Adieu Hélène

Je ne suis pas forcément douée pour les nécrologies, mais aujourd’hui j’ai envie de rendre hommage à une artiste à mon goût trop oubliée, décédée discrètement à l’âge de 92 ans, le 21 février, dans un petit village à quelques kilomètres de chez moi : je veux parler d’Hélène Martin.

J’aurais aimé savoir avant ce discret entrefilet dans Ouest-France que j’étais si proche d’elle pour la rencontrer, pour renouer un peu avec un passé musical où elle avait une place de choix, au côté des Lapointe, Sylvestre, Solleville, Tachan, Fanon…

Autrice, compositrice, interprète, elle s’était mise au service de la poésie dont elle mettait les textes en musique.

Amie de Giono, Aragon, René Char, Queneau, Pablo Neruda, Jean Genet… elle était une figure de la rive gauche de l’après-guerre, faisant partie de ces artistes qui promulguaient « la chanson littéraire », ainsi que la chanson réaliste engagée, puisant ses inspirations chez tous les poètes dont la liste serait très longue de Supervielle à Rimbaud. Elle mettait aussi sa voix grave et chaleureuse au service des chansons de Ferré ou Vigneault…

Elle se disait une « passeuse » au service des gens de lettres qu’elle admirait, capable de briser les codes de la bienséance, comme en mettant en musique le long poème érotico gay de 1942 de Jean Genet « le condamné à mort », qu’elle adaptera à la scène en 1984. Mais ce n’était pas sa première expérience de théâtre, Jean Vilar lui avait demandé d’adapter des textes de René Char au festival d’Avignon en 1966.

Pendant les événements de mai 68, elle fut une des protagonistes à faire entrer les chanteurs dans les usines occupées, découvrant la richesse de tout ce nouveau public si souvent écarté des lieux de concerts, jusqu’à ce qu’on les interdise… et qu’ils se transportent à la Mutualité, ouvrant la scène à tous ceux qui avaient envie de se faire entendre !

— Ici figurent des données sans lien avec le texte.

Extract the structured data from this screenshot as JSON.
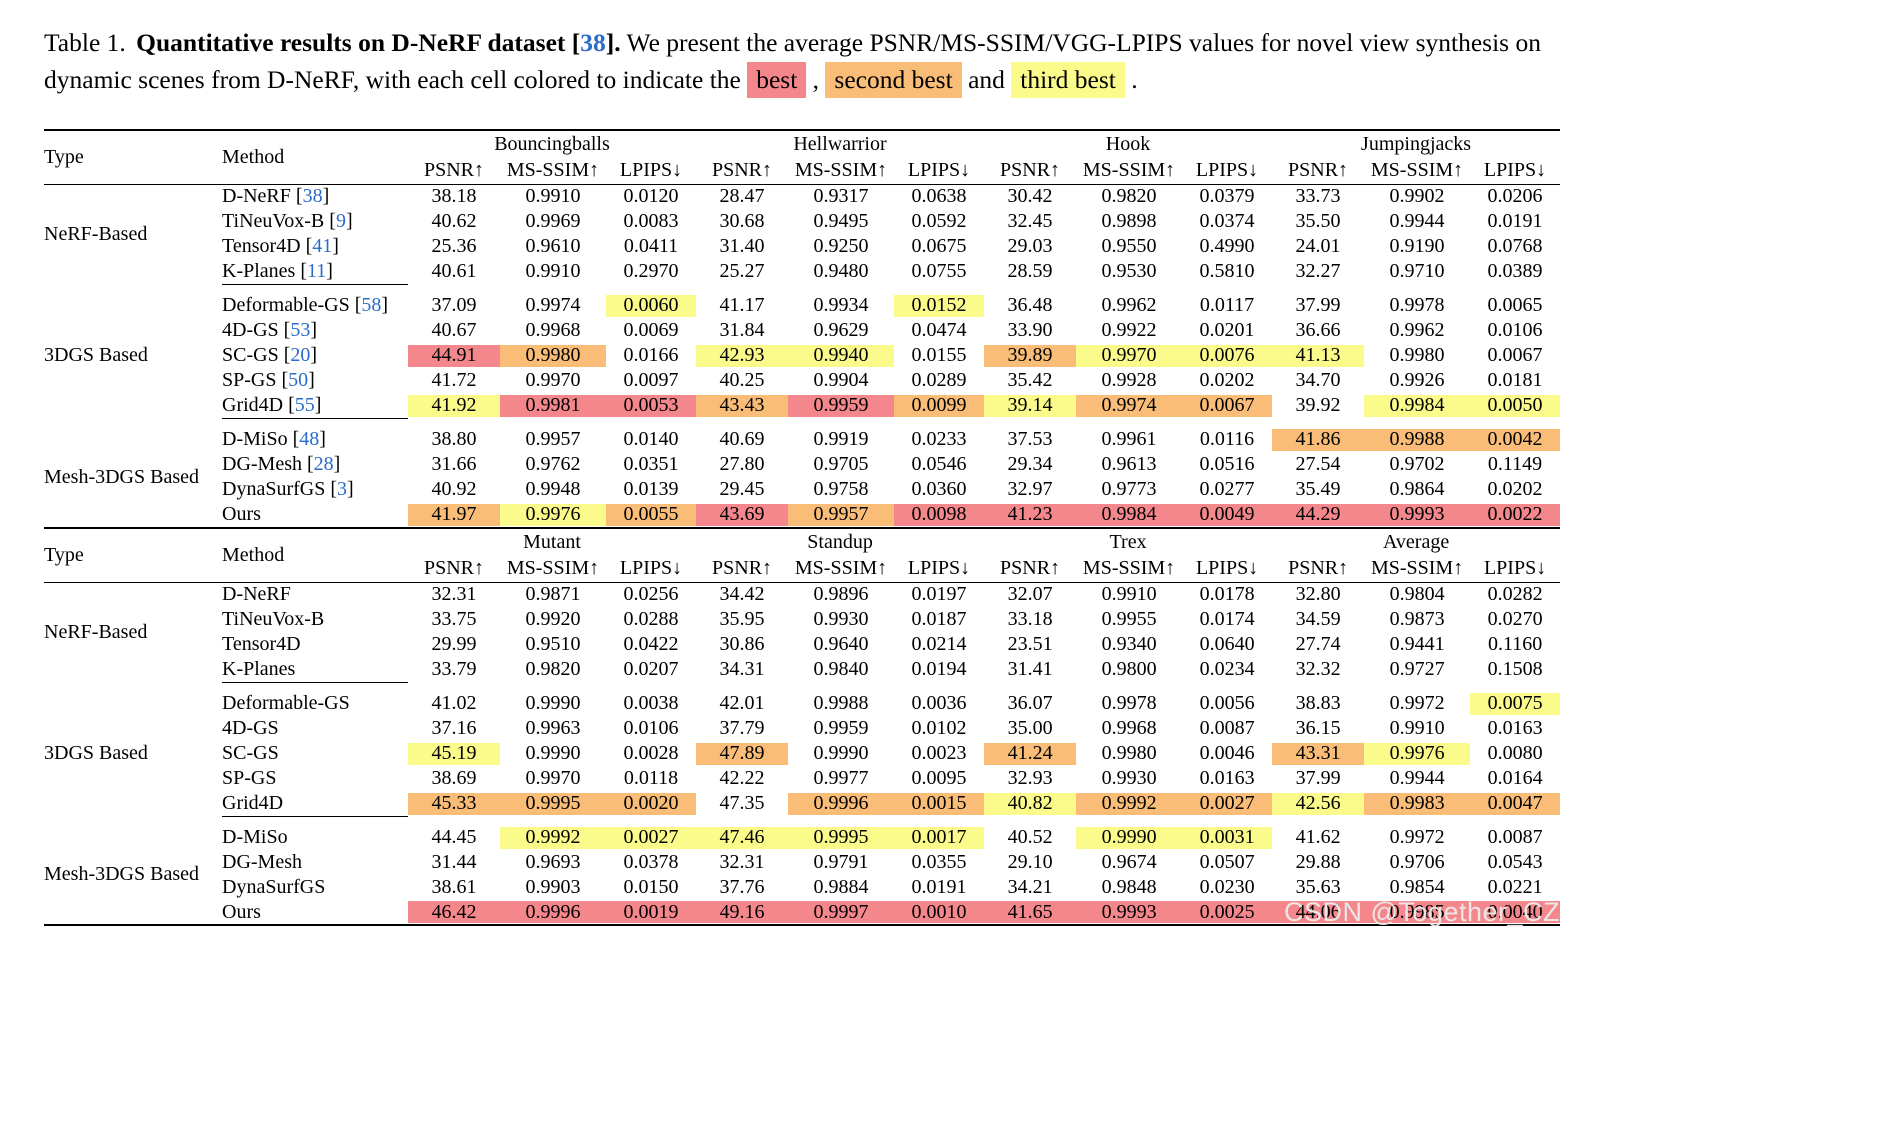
{
  "caption": {
    "label": "Table 1.",
    "title": "Quantitative results on D-NeRF dataset",
    "title_cite": "38",
    "title_period": ".",
    "body": "We present the average PSNR/MS-SSIM/VGG-LPIPS values for novel view synthesis on dynamic scenes from D-NeRF, with each cell colored to indicate the",
    "best": "best",
    "sep1": ",",
    "second": "second best",
    "sep2": "and",
    "third": "third best",
    "sep3": "."
  },
  "colors": {
    "best": "#F4878C",
    "second": "#F9BD78",
    "third": "#FBFB8C",
    "link": "#2A6BCB"
  },
  "watermark": "CSDN @Together_CZ",
  "tables": [
    {
      "col1": "Type",
      "col2": "Method",
      "scenes": [
        "Bouncingballs",
        "Hellwarrior",
        "Hook",
        "Jumpingjacks"
      ],
      "metrics": [
        "PSNR↑",
        "MS-SSIM↑",
        "LPIPS↓"
      ],
      "groups": [
        {
          "type": "NeRF-Based",
          "rows": [
            {
              "method": "D-NeRF",
              "cite": "38",
              "values": [
                "38.18",
                "0.9910",
                "0.0120",
                "28.47",
                "0.9317",
                "0.0638",
                "30.42",
                "0.9820",
                "0.0379",
                "33.73",
                "0.9902",
                "0.0206"
              ]
            },
            {
              "method": "TiNeuVox-B",
              "cite": "9",
              "values": [
                "40.62",
                "0.9969",
                "0.0083",
                "30.68",
                "0.9495",
                "0.0592",
                "32.45",
                "0.9898",
                "0.0374",
                "35.50",
                "0.9944",
                "0.0191"
              ]
            },
            {
              "method": "Tensor4D",
              "cite": "41",
              "values": [
                "25.36",
                "0.9610",
                "0.0411",
                "31.40",
                "0.9250",
                "0.0675",
                "29.03",
                "0.9550",
                "0.4990",
                "24.01",
                "0.9190",
                "0.0768"
              ]
            },
            {
              "method": "K-Planes",
              "cite": "11",
              "values": [
                "40.61",
                "0.9910",
                "0.2970",
                "25.27",
                "0.9480",
                "0.0755",
                "28.59",
                "0.9530",
                "0.5810",
                "32.27",
                "0.9710",
                "0.0389"
              ]
            }
          ]
        },
        {
          "type": "3DGS Based",
          "rows": [
            {
              "method": "Deformable-GS",
              "cite": "58",
              "values": [
                "37.09",
                "0.9974",
                "0.0060",
                "41.17",
                "0.9934",
                "0.0152",
                "36.48",
                "0.9962",
                "0.0117",
                "37.99",
                "0.9978",
                "0.0065"
              ],
              "marks": [
                0,
                0,
                3,
                0,
                0,
                3,
                0,
                0,
                0,
                0,
                0,
                0
              ]
            },
            {
              "method": "4D-GS",
              "cite": "53",
              "values": [
                "40.67",
                "0.9968",
                "0.0069",
                "31.84",
                "0.9629",
                "0.0474",
                "33.90",
                "0.9922",
                "0.0201",
                "36.66",
                "0.9962",
                "0.0106"
              ]
            },
            {
              "method": "SC-GS",
              "cite": "20",
              "values": [
                "44.91",
                "0.9980",
                "0.0166",
                "42.93",
                "0.9940",
                "0.0155",
                "39.89",
                "0.9970",
                "0.0076",
                "41.13",
                "0.9980",
                "0.0067"
              ],
              "marks": [
                1,
                2,
                0,
                3,
                3,
                0,
                2,
                3,
                3,
                3,
                0,
                0
              ]
            },
            {
              "method": "SP-GS",
              "cite": "50",
              "values": [
                "41.72",
                "0.9970",
                "0.0097",
                "40.25",
                "0.9904",
                "0.0289",
                "35.42",
                "0.9928",
                "0.0202",
                "34.70",
                "0.9926",
                "0.0181"
              ]
            },
            {
              "method": "Grid4D",
              "cite": "55",
              "values": [
                "41.92",
                "0.9981",
                "0.0053",
                "43.43",
                "0.9959",
                "0.0099",
                "39.14",
                "0.9974",
                "0.0067",
                "39.92",
                "0.9984",
                "0.0050"
              ],
              "marks": [
                3,
                1,
                1,
                2,
                1,
                2,
                3,
                2,
                2,
                0,
                3,
                3
              ]
            }
          ]
        },
        {
          "type": "Mesh-3DGS Based",
          "rows": [
            {
              "method": "D-MiSo",
              "cite": "48",
              "values": [
                "38.80",
                "0.9957",
                "0.0140",
                "40.69",
                "0.9919",
                "0.0233",
                "37.53",
                "0.9961",
                "0.0116",
                "41.86",
                "0.9988",
                "0.0042"
              ],
              "marks": [
                0,
                0,
                0,
                0,
                0,
                0,
                0,
                0,
                0,
                2,
                2,
                2
              ]
            },
            {
              "method": "DG-Mesh",
              "cite": "28",
              "values": [
                "31.66",
                "0.9762",
                "0.0351",
                "27.80",
                "0.9705",
                "0.0546",
                "29.34",
                "0.9613",
                "0.0516",
                "27.54",
                "0.9702",
                "0.1149"
              ]
            },
            {
              "method": "DynaSurfGS",
              "cite": "3",
              "values": [
                "40.92",
                "0.9948",
                "0.0139",
                "29.45",
                "0.9758",
                "0.0360",
                "32.97",
                "0.9773",
                "0.0277",
                "35.49",
                "0.9864",
                "0.0202"
              ]
            },
            {
              "method": "Ours",
              "values": [
                "41.97",
                "0.9976",
                "0.0055",
                "43.69",
                "0.9957",
                "0.0098",
                "41.23",
                "0.9984",
                "0.0049",
                "44.29",
                "0.9993",
                "0.0022"
              ],
              "marks": [
                2,
                3,
                2,
                1,
                2,
                1,
                1,
                1,
                1,
                1,
                1,
                1
              ]
            }
          ]
        }
      ]
    },
    {
      "col1": "Type",
      "col2": "Method",
      "scenes": [
        "Mutant",
        "Standup",
        "Trex",
        "Average"
      ],
      "metrics": [
        "PSNR↑",
        "MS-SSIM↑",
        "LPIPS↓"
      ],
      "groups": [
        {
          "type": "NeRF-Based",
          "rows": [
            {
              "method": "D-NeRF",
              "values": [
                "32.31",
                "0.9871",
                "0.0256",
                "34.42",
                "0.9896",
                "0.0197",
                "32.07",
                "0.9910",
                "0.0178",
                "32.80",
                "0.9804",
                "0.0282"
              ]
            },
            {
              "method": "TiNeuVox-B",
              "values": [
                "33.75",
                "0.9920",
                "0.0288",
                "35.95",
                "0.9930",
                "0.0187",
                "33.18",
                "0.9955",
                "0.0174",
                "34.59",
                "0.9873",
                "0.0270"
              ]
            },
            {
              "method": "Tensor4D",
              "values": [
                "29.99",
                "0.9510",
                "0.0422",
                "30.86",
                "0.9640",
                "0.0214",
                "23.51",
                "0.9340",
                "0.0640",
                "27.74",
                "0.9441",
                "0.1160"
              ]
            },
            {
              "method": "K-Planes",
              "values": [
                "33.79",
                "0.9820",
                "0.0207",
                "34.31",
                "0.9840",
                "0.0194",
                "31.41",
                "0.9800",
                "0.0234",
                "32.32",
                "0.9727",
                "0.1508"
              ]
            }
          ]
        },
        {
          "type": "3DGS Based",
          "rows": [
            {
              "method": "Deformable-GS",
              "values": [
                "41.02",
                "0.9990",
                "0.0038",
                "42.01",
                "0.9988",
                "0.0036",
                "36.07",
                "0.9978",
                "0.0056",
                "38.83",
                "0.9972",
                "0.0075"
              ],
              "marks": [
                0,
                0,
                0,
                0,
                0,
                0,
                0,
                0,
                0,
                0,
                0,
                3
              ]
            },
            {
              "method": "4D-GS",
              "values": [
                "37.16",
                "0.9963",
                "0.0106",
                "37.79",
                "0.9959",
                "0.0102",
                "35.00",
                "0.9968",
                "0.0087",
                "36.15",
                "0.9910",
                "0.0163"
              ]
            },
            {
              "method": "SC-GS",
              "values": [
                "45.19",
                "0.9990",
                "0.0028",
                "47.89",
                "0.9990",
                "0.0023",
                "41.24",
                "0.9980",
                "0.0046",
                "43.31",
                "0.9976",
                "0.0080"
              ],
              "marks": [
                3,
                0,
                0,
                2,
                0,
                0,
                2,
                0,
                0,
                2,
                3,
                0
              ]
            },
            {
              "method": "SP-GS",
              "values": [
                "38.69",
                "0.9970",
                "0.0118",
                "42.22",
                "0.9977",
                "0.0095",
                "32.93",
                "0.9930",
                "0.0163",
                "37.99",
                "0.9944",
                "0.0164"
              ]
            },
            {
              "method": "Grid4D",
              "values": [
                "45.33",
                "0.9995",
                "0.0020",
                "47.35",
                "0.9996",
                "0.0015",
                "40.82",
                "0.9992",
                "0.0027",
                "42.56",
                "0.9983",
                "0.0047"
              ],
              "marks": [
                2,
                2,
                2,
                0,
                2,
                2,
                3,
                2,
                2,
                3,
                2,
                2
              ]
            }
          ]
        },
        {
          "type": "Mesh-3DGS Based",
          "rows": [
            {
              "method": "D-MiSo",
              "values": [
                "44.45",
                "0.9992",
                "0.0027",
                "47.46",
                "0.9995",
                "0.0017",
                "40.52",
                "0.9990",
                "0.0031",
                "41.62",
                "0.9972",
                "0.0087"
              ],
              "marks": [
                0,
                3,
                3,
                3,
                3,
                3,
                0,
                3,
                3,
                0,
                0,
                0
              ]
            },
            {
              "method": "DG-Mesh",
              "values": [
                "31.44",
                "0.9693",
                "0.0378",
                "32.31",
                "0.9791",
                "0.0355",
                "29.10",
                "0.9674",
                "0.0507",
                "29.88",
                "0.9706",
                "0.0543"
              ]
            },
            {
              "method": "DynaSurfGS",
              "values": [
                "38.61",
                "0.9903",
                "0.0150",
                "37.76",
                "0.9884",
                "0.0191",
                "34.21",
                "0.9848",
                "0.0230",
                "35.63",
                "0.9854",
                "0.0221"
              ]
            },
            {
              "method": "Ours",
              "values": [
                "46.42",
                "0.9996",
                "0.0019",
                "49.16",
                "0.9997",
                "0.0010",
                "41.65",
                "0.9993",
                "0.0025",
                "44.06",
                "0.9985",
                "0.0040"
              ],
              "marks": [
                1,
                1,
                1,
                1,
                1,
                1,
                1,
                1,
                1,
                1,
                1,
                1
              ]
            }
          ]
        }
      ]
    }
  ]
}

Commence pour elle un engagement politique, marqué par un engagement féministe, concrétisé par un album « liberté femme » de 1972 à 1990, plébiscite pour la libéralisation de l’avortement, et par une série de 7 émissions sur la contraception en 1980.

Elle a créé et animé une émission littéraire « plain chant » consacrée aux poètes et écrivains français et étrangers.

Elle a obtenu trois fois le prix de l’académie Charles Cros et le prix de l’humour noir en 1967 !

Elle créa sa propre maison d’édition musicale « les disques du cavalier », pour éditer ses créations et celles de ses amis… les Ménestriers, Terzieff, Gougaud…

C’est le portrait non exhaustif d’une femme d’exception, discrète, aux qualités artistiques incontestables, Étienne Daho ne s’y est pas trompé, qui a repris le texte du « condamné à mort » « sur le cou » avec la collaboration de Jeanne Moreau en 2010. Les grands quotidiens nationaux lui ont rendu un hommage, au lendemain de son décès, le Figaro, Télérama, le Monde… même s’il a été discret, le monde artistique lui devait bien ça !

Le mien est sincère, sa disparition m’a beaucoup ému, elle m’a fait revivre une période où j’avais plaisir à écouter des chansons à textes, porteur de rêves ou de messages, dont je déplore de plus en plus l’absence… peut-être vous ai-je donné l’envie d’aller l’écouter, ce serait mon cadeau posthume.